Finding the PDL1-negative patients is important, Yu said. "I'm very curious, because I know that the company has data in lung cancer that seems to show PDL1-positivity does seem to matter in terms of response rates. There are big question marks in the field whether these drugs should be developed just for those positive patients or in the grand scheme for all patients," he said.

To sort PDL1-positive from PDL1-negative patients is not like identifying HER2-positive breast cancer patients. "At some point, [drug developers] need to think about doing some sort of directed biomarker approach," Yu said. "There's more and more data arising to show that the patients who respond the best have tumors that are very mutagenic," such as lung and melanoma. "Bladder cancer is probably fourth or fifth on the list," Yu said. "You're probably targeting multiple different antigens, and it's worthwhile for them to consider what some of those major antigens might be and start looking at peripheral immune response in some of these patients."

CHEMO SYNERGY UNLIKELY

Nailing down biomarkers will grow increasingly important, Yu said. "Institutional review boards are all over us if we try to do selective therapy based on a non-clear certified test by saying, 'We're going to do the immunohistochemistry, and if it's positive, we're going to then select the patients; if it's negative, sorry, they screen-failed.' That is becoming a thing of the past."
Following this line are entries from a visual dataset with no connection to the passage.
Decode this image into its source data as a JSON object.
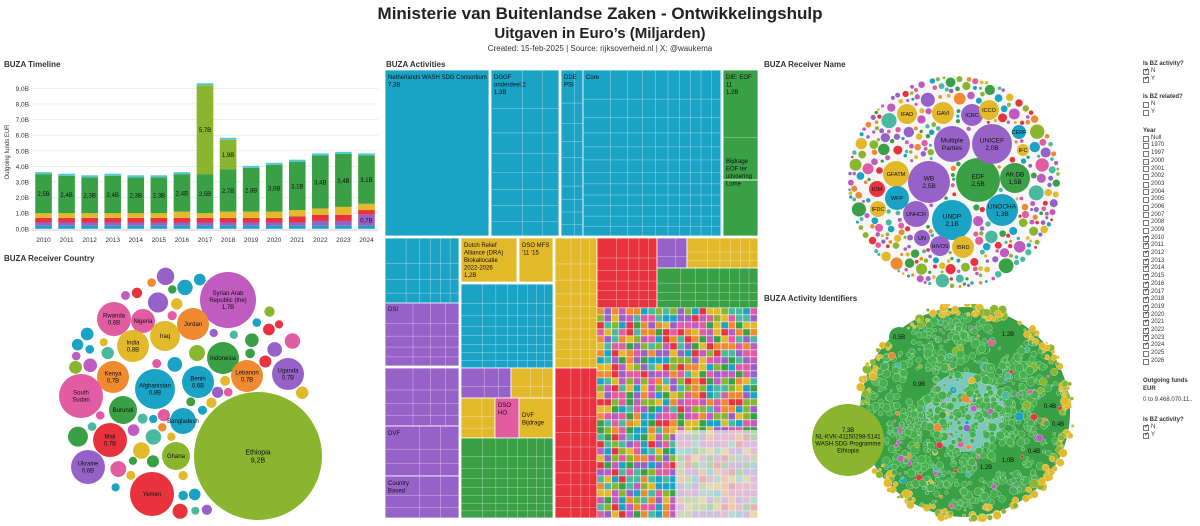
{
  "header": {
    "title": "Ministerie van Buitenlandse Zaken  - Ontwikkelingshulp",
    "subtitle": "Uitgaven in Euro’s (Miljarden)",
    "credit": "Created: 15-feb-2025 | Source: rijksoverheid.nl | X: @waukema"
  },
  "panels": {
    "timeline": "BUZA Timeline",
    "activities": "BUZA Activities",
    "receiver_name": "BUZA Receiver Name",
    "receiver_country": "BUZA Receiver Country",
    "activity_ids": "BUZA Activity Identifiers"
  },
  "colors": {
    "green": "#3aa045",
    "teal": "#1ba3c6",
    "olive": "#8ab52e",
    "yellow": "#e3b92c",
    "purple": "#9762c7",
    "pink": "#e25ca2",
    "red": "#e8333f",
    "orange": "#f08a30"
  },
  "chart_data": [
    {
      "type": "bar",
      "title": "BUZA Timeline",
      "ylabel": "Outgoing funds EUR",
      "ylim": [
        0,
        10
      ],
      "yticks": [
        "0,0B",
        "1,0B",
        "2,0B",
        "3,0B",
        "4,0B",
        "5,0B",
        "6,0B",
        "7,0B",
        "8,0B",
        "9,0B"
      ],
      "categories": [
        "2010",
        "2011",
        "2012",
        "2013",
        "2014",
        "2015",
        "2016",
        "2017",
        "2018",
        "2019",
        "2020",
        "2021",
        "2022",
        "2023",
        "2024"
      ],
      "series": [
        {
          "name": "Olive",
          "color": "#8ab52e",
          "values": [
            0,
            0,
            0,
            0,
            0,
            0,
            0,
            5.7,
            1.9,
            0,
            0,
            0,
            0,
            0,
            0
          ]
        },
        {
          "name": "Green",
          "color": "#3aa045",
          "values": [
            2.5,
            2.4,
            2.3,
            2.4,
            2.3,
            2.3,
            2.4,
            2.5,
            2.7,
            2.8,
            3.0,
            3.1,
            3.4,
            3.4,
            3.1
          ]
        },
        {
          "name": "Yellow",
          "color": "#e3b92c",
          "values": [
            0.3,
            0.3,
            0.3,
            0.3,
            0.3,
            0.3,
            0.4,
            0.3,
            0.4,
            0.4,
            0.4,
            0.4,
            0.4,
            0.5,
            0.4
          ]
        },
        {
          "name": "Red",
          "color": "#e8333f",
          "values": [
            0.3,
            0.3,
            0.3,
            0.3,
            0.3,
            0.3,
            0.3,
            0.3,
            0.3,
            0.3,
            0.3,
            0.4,
            0.4,
            0.4,
            0.3
          ]
        },
        {
          "name": "Purple",
          "color": "#9762c7",
          "values": [
            0.2,
            0.2,
            0.2,
            0.2,
            0.2,
            0.2,
            0.2,
            0.2,
            0.2,
            0.2,
            0.2,
            0.2,
            0.3,
            0.3,
            0.7
          ]
        },
        {
          "name": "Teal",
          "color": "#1ba3c6",
          "values": [
            0.2,
            0.2,
            0.2,
            0.2,
            0.2,
            0.2,
            0.2,
            0.2,
            0.2,
            0.2,
            0.2,
            0.2,
            0.2,
            0.2,
            0.2
          ]
        }
      ],
      "data_labels": [
        {
          "category": "2010",
          "series": "Green",
          "text": "2,5B"
        },
        {
          "category": "2011",
          "series": "Green",
          "text": "2,4B"
        },
        {
          "category": "2012",
          "series": "Green",
          "text": "2,3B"
        },
        {
          "category": "2013",
          "series": "Green",
          "text": "2,4B"
        },
        {
          "category": "2014",
          "series": "Green",
          "text": "2,3B"
        },
        {
          "category": "2015",
          "series": "Green",
          "text": "2,3B"
        },
        {
          "category": "2016",
          "series": "Green",
          "text": "2,4B"
        },
        {
          "category": "2017",
          "series": "Olive",
          "text": "5,7B"
        },
        {
          "category": "2017",
          "series": "Green",
          "text": "2,5B"
        },
        {
          "category": "2018",
          "series": "Olive",
          "text": "1,9B"
        },
        {
          "category": "2018",
          "series": "Green",
          "text": "2,7B"
        },
        {
          "category": "2019",
          "series": "Green",
          "text": "2,8B"
        },
        {
          "category": "2020",
          "series": "Green",
          "text": "3,0B"
        },
        {
          "category": "2021",
          "series": "Green",
          "text": "3,1B"
        },
        {
          "category": "2022",
          "series": "Green",
          "text": "3,4B"
        },
        {
          "category": "2023",
          "series": "Green",
          "text": "3,4B"
        },
        {
          "category": "2024",
          "series": "Green",
          "text": "3,1B"
        },
        {
          "category": "2024",
          "series": "Purple",
          "text": "0,7B"
        }
      ]
    },
    {
      "type": "treemap",
      "title": "BUZA Activities",
      "labelled_blocks": [
        {
          "group": "teal",
          "label": "Netherlands WASH SDG Consortium",
          "value": "7,3B"
        },
        {
          "group": "teal",
          "label": "DGGF onderdeel 2",
          "value": "1,3B"
        },
        {
          "group": "teal",
          "label": "DDE PSI"
        },
        {
          "group": "teal",
          "label": "Core"
        },
        {
          "group": "green",
          "label": "DIE: EOF 11",
          "value": "1,2B"
        },
        {
          "group": "green",
          "label": "Bijdrage EOF ter uitvoering Lome"
        },
        {
          "group": "yellow",
          "label": "Dutch Relief Alliance (DRA) Blokallocatie 2022-2026",
          "value": "1,2B"
        },
        {
          "group": "yellow",
          "label": "DSO MFS '11 '15"
        },
        {
          "group": "purple",
          "label": "DSI"
        },
        {
          "group": "purple",
          "label": "DVF"
        },
        {
          "group": "purple",
          "label": "Country Based"
        },
        {
          "group": "pink",
          "label": "DSO HO"
        },
        {
          "group": "yellow",
          "label": "DVF Bijdrage"
        }
      ]
    },
    {
      "type": "bubble",
      "title": "BUZA Receiver Name",
      "labelled_bubbles": [
        {
          "name": "EDF",
          "value": 2.5,
          "label": "EDF\n2,5B",
          "color": "#3aa045"
        },
        {
          "name": "WB",
          "value": 2.5,
          "label": "WB\n2,5B",
          "color": "#9762c7"
        },
        {
          "name": "UNICEF",
          "value": 2.0,
          "label": "UNICEF\n2,0B",
          "color": "#9762c7"
        },
        {
          "name": "UNDP",
          "value": 2.1,
          "label": "UNDP\n2,1B",
          "color": "#1ba3c6"
        },
        {
          "name": "Multiple Parties",
          "value": 1.8,
          "label": "Multiple\nParties",
          "color": "#9762c7"
        },
        {
          "name": "Afr.DB",
          "value": 1.5,
          "label": "Afr.DB\n1,5B",
          "color": "#3aa045"
        },
        {
          "name": "UNOCHA",
          "value": 1.3,
          "label": "UNOCHA\n1,3B",
          "color": "#1ba3c6"
        },
        {
          "name": "GFATM",
          "value": 1.0,
          "label": "GFATM",
          "color": "#e3b92c"
        },
        {
          "name": "WFP",
          "value": 0.9,
          "label": "WFP",
          "color": "#1ba3c6"
        },
        {
          "name": "UNHCR",
          "value": 0.9,
          "label": "UNHCR",
          "color": "#9762c7"
        },
        {
          "name": "IBRD",
          "value": 0.8,
          "label": "IBRD",
          "color": "#e3b92c"
        },
        {
          "name": "GAVI",
          "value": 0.7,
          "label": "GAVI",
          "color": "#e3b92c"
        },
        {
          "name": "ICRC",
          "value": 0.7,
          "label": "ICRC",
          "color": "#9762c7"
        },
        {
          "name": "ICCO",
          "value": 0.6,
          "label": "ICCO",
          "color": "#e3b92c"
        },
        {
          "name": "IFAD",
          "value": 0.5,
          "label": "IFAD",
          "color": "#e3b92c"
        },
        {
          "name": "HIVOS",
          "value": 0.5,
          "label": "HIVOS",
          "color": "#9762c7"
        },
        {
          "name": "UN",
          "value": 0.4,
          "label": "UN",
          "color": "#9762c7"
        },
        {
          "name": "IOM",
          "value": 0.4,
          "label": "IOM",
          "color": "#e8333f"
        },
        {
          "name": "IFDC",
          "value": 0.4,
          "label": "IFDC",
          "color": "#e3b92c"
        },
        {
          "name": "CERF",
          "value": 0.3,
          "label": "CERF",
          "color": "#1ba3c6"
        },
        {
          "name": "IFC",
          "value": 0.3,
          "label": "IFC",
          "color": "#e3b92c"
        }
      ]
    },
    {
      "type": "bubble",
      "title": "BUZA Receiver Country",
      "labelled_bubbles": [
        {
          "name": "Ethiopia",
          "value": 9.2,
          "label": "Ethiopia\n9,2B",
          "color": "#8ab52e"
        },
        {
          "name": "Syrian Arab Republic (the)",
          "value": 1.7,
          "label": "Syrian Arab\nRepublic (the)\n1,7B",
          "color": "#c05bc0"
        },
        {
          "name": "Rwanda",
          "value": 0.6,
          "label": "Rwanda\n0,6B",
          "color": "#e25ca2"
        },
        {
          "name": "Nigeria",
          "value": 0.5,
          "label": "Nigeria",
          "color": "#e25ca2"
        },
        {
          "name": "Iraq",
          "value": 0.5,
          "label": "Iraq",
          "color": "#e3b92c"
        },
        {
          "name": "Jordan",
          "value": 0.5,
          "label": "Jordan",
          "color": "#f08a30"
        },
        {
          "name": "India",
          "value": 0.8,
          "label": "India\n0,8B",
          "color": "#e3b92c"
        },
        {
          "name": "Indonesia",
          "value": 0.5,
          "label": "Indonesia",
          "color": "#3aa045"
        },
        {
          "name": "Kenya",
          "value": 0.7,
          "label": "Kenya\n0,7B",
          "color": "#f08a30"
        },
        {
          "name": "Afghanistan",
          "value": 0.8,
          "label": "Afghanistan\n0,8B",
          "color": "#1ba3c6"
        },
        {
          "name": "Benin",
          "value": 0.6,
          "label": "Benin\n0,6B",
          "color": "#1ba3c6"
        },
        {
          "name": "Lebanon",
          "value": 0.7,
          "label": "Lebanon\n0,7B",
          "color": "#f08a30"
        },
        {
          "name": "Uganda",
          "value": 0.7,
          "label": "Uganda\n0,7B",
          "color": "#9762c7"
        },
        {
          "name": "South Sudan",
          "value": 1.0,
          "label": "South\nSudan",
          "color": "#e25ca2"
        },
        {
          "name": "Burundi",
          "value": 0.5,
          "label": "Burundi",
          "color": "#3aa045"
        },
        {
          "name": "Bangladesh",
          "value": 0.5,
          "label": "Bangladesh",
          "color": "#1ba3c6"
        },
        {
          "name": "Mali",
          "value": 0.7,
          "label": "Mali\n0,7B",
          "color": "#e8333f"
        },
        {
          "name": "Ghana",
          "value": 0.5,
          "label": "Ghana",
          "color": "#8ab52e"
        },
        {
          "name": "Ukraine",
          "value": 0.6,
          "label": "Ukraine\n0,6B",
          "color": "#9762c7"
        },
        {
          "name": "Yemen",
          "value": 0.8,
          "label": "Yemen",
          "color": "#e8333f"
        }
      ]
    },
    {
      "type": "bubble",
      "title": "BUZA Activity Identifiers",
      "labelled_bubbles": [
        {
          "name": "NL-KVK-41150298-5141 WASH SDG Programme Ethiopia",
          "value": 7.3,
          "label": "7,3B\nNL-KVK-41150298-5141\nWASH SDG Programme\nEthiopia",
          "color": "#8ab52e"
        },
        {
          "name": "id-a",
          "value": 1.2,
          "label": "1,2B",
          "color": "#3aa045"
        },
        {
          "name": "id-b",
          "value": 0.5,
          "label": "0,5B",
          "color": "#3aa045"
        },
        {
          "name": "id-c",
          "value": 0.9,
          "label": "0,9B",
          "color": "#3aa045"
        },
        {
          "name": "id-d",
          "value": 0.4,
          "label": "0,4B",
          "color": "#3aa045"
        },
        {
          "name": "id-e",
          "value": 0.4,
          "label": "0,4B",
          "color": "#3aa045"
        },
        {
          "name": "id-f",
          "value": 0.4,
          "label": "0,4B",
          "color": "#3aa045"
        },
        {
          "name": "id-g",
          "value": 1.0,
          "label": "1,0B",
          "color": "#3aa045"
        },
        {
          "name": "id-h",
          "value": 1.2,
          "label": "1,2B",
          "color": "#3aa045"
        }
      ]
    }
  ],
  "filters": {
    "bz_activity_title": "Is BZ activity?",
    "bz_activity_options": [
      {
        "label": "N",
        "checked": true
      },
      {
        "label": "Y",
        "checked": true
      }
    ],
    "bz_related_title": "Is BZ related?",
    "bz_related_options": [
      {
        "label": "N",
        "checked": false
      },
      {
        "label": "Y",
        "checked": false
      }
    ],
    "year_title": "Year",
    "year_options": [
      {
        "label": "Null",
        "checked": false
      },
      {
        "label": "1970",
        "checked": false
      },
      {
        "label": "1997",
        "checked": false
      },
      {
        "label": "2000",
        "checked": false
      },
      {
        "label": "2001",
        "checked": false
      },
      {
        "label": "2002",
        "checked": false
      },
      {
        "label": "2003",
        "checked": false
      },
      {
        "label": "2004",
        "checked": false
      },
      {
        "label": "2005",
        "checked": false
      },
      {
        "label": "2006",
        "checked": false
      },
      {
        "label": "2007",
        "checked": false
      },
      {
        "label": "2008",
        "checked": false
      },
      {
        "label": "2009",
        "checked": false
      },
      {
        "label": "2010",
        "checked": true
      },
      {
        "label": "2011",
        "checked": true
      },
      {
        "label": "2012",
        "checked": true
      },
      {
        "label": "2013",
        "checked": true
      },
      {
        "label": "2014",
        "checked": true
      },
      {
        "label": "2015",
        "checked": true
      },
      {
        "label": "2016",
        "checked": true
      },
      {
        "label": "2017",
        "checked": true
      },
      {
        "label": "2018",
        "checked": true
      },
      {
        "label": "2019",
        "checked": true
      },
      {
        "label": "2020",
        "checked": true
      },
      {
        "label": "2021",
        "checked": true
      },
      {
        "label": "2022",
        "checked": true
      },
      {
        "label": "2023",
        "checked": true
      },
      {
        "label": "2024",
        "checked": true
      },
      {
        "label": "2025",
        "checked": false
      },
      {
        "label": "2026",
        "checked": false
      }
    ],
    "funds_title": "Outgoing funds EUR",
    "funds_range": "0 to 9.468.070.11..",
    "bz_activity2_title": "Is BZ activity?",
    "bz_activity2_options": [
      {
        "label": "N",
        "checked": true
      },
      {
        "label": "Y",
        "checked": true
      }
    ]
  }
}
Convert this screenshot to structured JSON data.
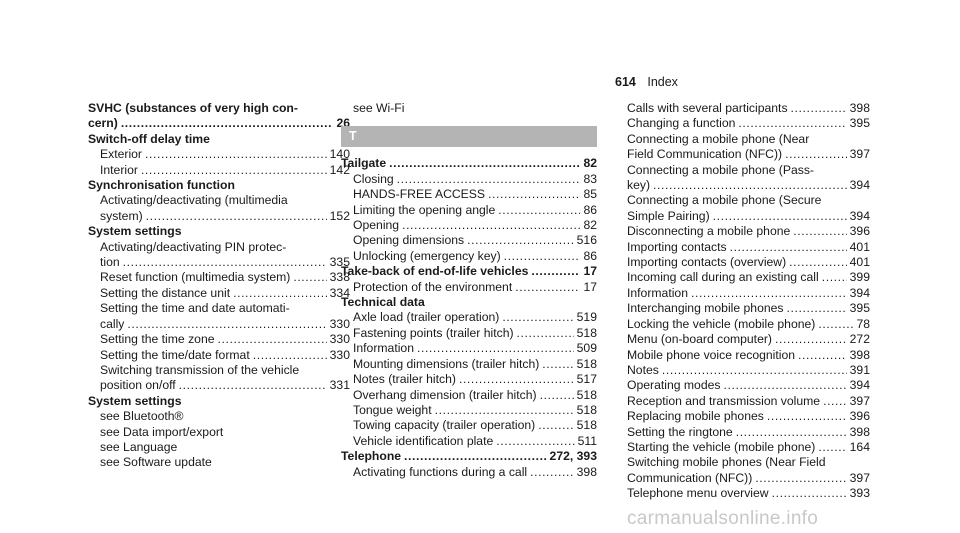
{
  "header": {
    "page_number": "614",
    "section": "Index"
  },
  "watermark": "carmanualsonline.info",
  "columns": [
    {
      "lines": [
        {
          "text": "SVHC (substances of very high con-",
          "bold": true
        },
        {
          "text": "cern)",
          "page": "26",
          "bold": true
        },
        {
          "text": "Switch-off delay time",
          "bold": true
        },
        {
          "text": "Exterior",
          "page": "140",
          "indent": true
        },
        {
          "text": "Interior",
          "page": "142",
          "indent": true
        },
        {
          "text": "Synchronisation function",
          "bold": true
        },
        {
          "text": "Activating/deactivating (multimedia",
          "indent": true
        },
        {
          "text": "system)",
          "page": "152",
          "indent": true
        },
        {
          "text": "System settings",
          "bold": true
        },
        {
          "text": "Activating/deactivating PIN protec-",
          "indent": true
        },
        {
          "text": "tion",
          "page": "335",
          "indent": true
        },
        {
          "text": "Reset function (multimedia system)",
          "page": "338",
          "indent": true
        },
        {
          "text": "Setting the distance unit",
          "page": "334",
          "indent": true
        },
        {
          "text": "Setting the time and date automati-",
          "indent": true
        },
        {
          "text": "cally",
          "page": "330",
          "indent": true
        },
        {
          "text": "Setting the time zone",
          "page": "330",
          "indent": true
        },
        {
          "text": "Setting the time/date format",
          "page": "330",
          "indent": true
        },
        {
          "text": "Switching transmission of the vehicle",
          "indent": true
        },
        {
          "text": "position on/off",
          "page": "331",
          "indent": true
        },
        {
          "text": "System settings",
          "bold": true
        },
        {
          "text": "see Bluetooth®",
          "indent": true
        },
        {
          "text": "see Data import/export",
          "indent": true
        },
        {
          "text": "see Language",
          "indent": true
        },
        {
          "text": "see Software update",
          "indent": true
        }
      ]
    },
    {
      "lines": [
        {
          "text": "see Wi-Fi",
          "indent": true
        },
        {
          "letter": "T"
        },
        {
          "text": "Tailgate",
          "page": "82",
          "bold": true
        },
        {
          "text": "Closing",
          "page": "83",
          "indent": true
        },
        {
          "text": "HANDS-FREE ACCESS",
          "page": "85",
          "indent": true
        },
        {
          "text": "Limiting the opening angle",
          "page": "86",
          "indent": true
        },
        {
          "text": "Opening",
          "page": "82",
          "indent": true
        },
        {
          "text": "Opening dimensions",
          "page": "516",
          "indent": true
        },
        {
          "text": "Unlocking (emergency key)",
          "page": "86",
          "indent": true
        },
        {
          "text": "Take-back of end-of-life vehicles",
          "page": "17",
          "bold": true
        },
        {
          "text": "Protection of the environment",
          "page": "17",
          "indent": true
        },
        {
          "text": "Technical data",
          "bold": true
        },
        {
          "text": "Axle load (trailer operation)",
          "page": "519",
          "indent": true
        },
        {
          "text": "Fastening points (trailer hitch)",
          "page": "518",
          "indent": true
        },
        {
          "text": "Information",
          "page": "509",
          "indent": true
        },
        {
          "text": "Mounting dimensions (trailer hitch)",
          "page": "518",
          "indent": true
        },
        {
          "text": "Notes (trailer hitch)",
          "page": "517",
          "indent": true
        },
        {
          "text": "Overhang dimension (trailer hitch)",
          "page": "518",
          "indent": true
        },
        {
          "text": "Tongue weight",
          "page": "518",
          "indent": true
        },
        {
          "text": "Towing capacity (trailer operation)",
          "page": "518",
          "indent": true
        },
        {
          "text": "Vehicle identification plate",
          "page": "511",
          "indent": true
        },
        {
          "text": "Telephone",
          "page": "272, 393",
          "bold": true
        },
        {
          "text": "Activating functions during a call",
          "page": "398",
          "indent": true
        }
      ]
    },
    {
      "lines": [
        {
          "text": "Calls with several participants",
          "page": "398",
          "indent": true
        },
        {
          "text": "Changing a function",
          "page": "395",
          "indent": true
        },
        {
          "text": "Connecting a mobile phone (Near",
          "indent": true
        },
        {
          "text": "Field Communication (NFC))",
          "page": "397",
          "indent": true
        },
        {
          "text": "Connecting a mobile phone (Pass-",
          "indent": true
        },
        {
          "text": "key)",
          "page": "394",
          "indent": true
        },
        {
          "text": "Connecting a mobile phone (Secure",
          "indent": true
        },
        {
          "text": "Simple Pairing)",
          "page": "394",
          "indent": true
        },
        {
          "text": "Disconnecting a mobile phone",
          "page": "396",
          "indent": true
        },
        {
          "text": "Importing contacts",
          "page": "401",
          "indent": true
        },
        {
          "text": "Importing contacts (overview)",
          "page": "401",
          "indent": true
        },
        {
          "text": "Incoming call during an existing call",
          "page": "399",
          "indent": true
        },
        {
          "text": "Information",
          "page": "394",
          "indent": true
        },
        {
          "text": "Interchanging mobile phones",
          "page": "395",
          "indent": true
        },
        {
          "text": "Locking the vehicle (mobile phone)",
          "page": "78",
          "indent": true
        },
        {
          "text": "Menu (on-board computer)",
          "page": "272",
          "indent": true
        },
        {
          "text": "Mobile phone voice recognition",
          "page": "398",
          "indent": true
        },
        {
          "text": "Notes",
          "page": "391",
          "indent": true
        },
        {
          "text": "Operating modes",
          "page": "394",
          "indent": true
        },
        {
          "text": "Reception and transmission volume",
          "page": "397",
          "indent": true
        },
        {
          "text": "Replacing mobile phones",
          "page": "396",
          "indent": true
        },
        {
          "text": "Setting the ringtone",
          "page": "398",
          "indent": true
        },
        {
          "text": "Starting the vehicle (mobile phone)",
          "page": "164",
          "indent": true
        },
        {
          "text": "Switching mobile phones (Near Field",
          "indent": true
        },
        {
          "text": "Communication (NFC))",
          "page": "397",
          "indent": true
        },
        {
          "text": "Telephone menu overview",
          "page": "393",
          "indent": true
        }
      ]
    }
  ]
}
Safety with MPDL3280A "looks pretty good – fatigue, nausea, the classic kind of stuff that you might expect to see," Yu said. Next comes a much-larger phase II trial. "It's a smart design," he said, with 330 patients, including 300 second-line or worse and 30 treatment naïve. Some immunologists have suggested that those who have been through treatment already might do better with such therapies than new patients. "It might be challenging for an open-label trial like this to be a true registrational trial, but you never know."

Toxicity will be watched especially close in the phase II trial, Yu said. If it's mild, other patients might "come out of the woodwork," having given up hope, and other zones of bladder cancer could open up, such as patients with earlier-stage disease or those who need maintenance therapy. "The pie, for various reasons, could be larger than one anticipates," he said.

Trying the compound in combination with chemotherapy would likely be futile. "The problem is that it's a bit of guesswork," Yu said, since there are no good chemotherapies available in second-line treatment, although taxanes and pemetrexed have been tried. "If you had to do a randomized phase III trial, you could just go [with] a PDL-1 inhibitor vs. a taxane," he said. "[Or] you could do taxane plus a PDL1 inhibitor vs. a taxane, but I personally don't feel that's necessary." Unless a "true synergism" is found between the chemotherapy and the PDL-1 drug, the scenario should be avoided, Yu said. "If you're not sure that it's even additive, then why would you set yourself up for that competition?"

MPDL3280A is also undergoing tests in combination with the vascular endothelial growth factor-targeting antibody Avastin (bevacizumab), also from Roche's Genentech unit, in tumor types that include NSCLC and renal cancer.

The ASCO meeting runs through Tuesday.